Feeling something akin to nervousness—though she wasn’t sure, herself— Violet turned the cover. A blank page. She turned again. Another blank page. After turning multiple crinkly pages, she found her cause.
Pages filled with dark spells and diagrams stared up at her, tauntingly, daring her to read further into something that was most certainly forbidden. As if someone had performed a spell to stop time in its tracks, she felt her heart seize up. What if this book meant something?

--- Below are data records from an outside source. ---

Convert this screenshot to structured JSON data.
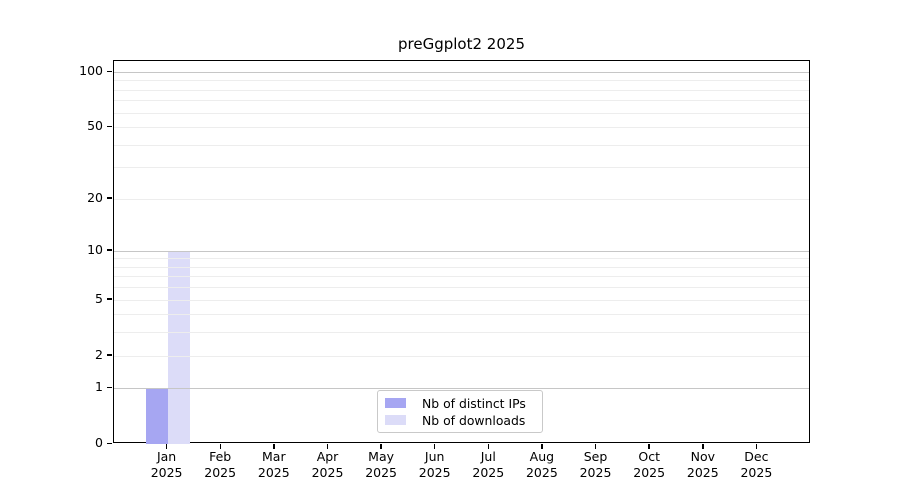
{
  "chart_data": {
    "type": "bar",
    "title": "preGgplot2 2025",
    "categories": [
      "Jan 2025",
      "Feb 2025",
      "Mar 2025",
      "Apr 2025",
      "May 2025",
      "Jun 2025",
      "Jul 2025",
      "Aug 2025",
      "Sep 2025",
      "Oct 2025",
      "Nov 2025",
      "Dec 2025"
    ],
    "series": [
      {
        "name": "Nb of distinct IPs",
        "color": "#a6a6f2",
        "values": [
          1,
          0,
          0,
          0,
          0,
          0,
          0,
          0,
          0,
          0,
          0,
          0
        ]
      },
      {
        "name": "Nb of downloads",
        "color": "#dcdcf8",
        "values": [
          10,
          0,
          0,
          0,
          0,
          0,
          0,
          0,
          0,
          0,
          0,
          0
        ]
      }
    ],
    "xlabel": "",
    "ylabel": "",
    "yticks": [
      0,
      1,
      2,
      5,
      10,
      20,
      50,
      100
    ],
    "ylim": [
      0,
      115
    ],
    "scale": "log1p",
    "grid": true,
    "gridlines": {
      "major": [
        1,
        10,
        100
      ],
      "minor": [
        2,
        3,
        4,
        5,
        6,
        7,
        8,
        9,
        20,
        30,
        40,
        50,
        60,
        70,
        80,
        90
      ]
    },
    "legend_position": "lower center"
  },
  "colors": {
    "background": "#ffffff",
    "spine": "#000000",
    "grid_major": "#c6c6c6",
    "grid_minor": "#ededed",
    "legend_border": "#c9c9c9",
    "text": "#000000"
  }
}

She thought back to the victims: necks, broken and shattered, two large holes, red with anger. Violet, with newfound anticipation, flipped through the pages at a feverous speed, accidentally ripping one page in the process. Finally, after looking for several minutes, in the middle of the book, she found what she was looking for.
She looked at the diagram. The image displayed a close-up illustration of a human throat, or, rather, a crushed throat, adorned with the two bloody holes. She glanced at the top of the page.
“Demonology: An Anatomical Study,” she said to herself, her voice low and crackly as if she had just arisen from the dead.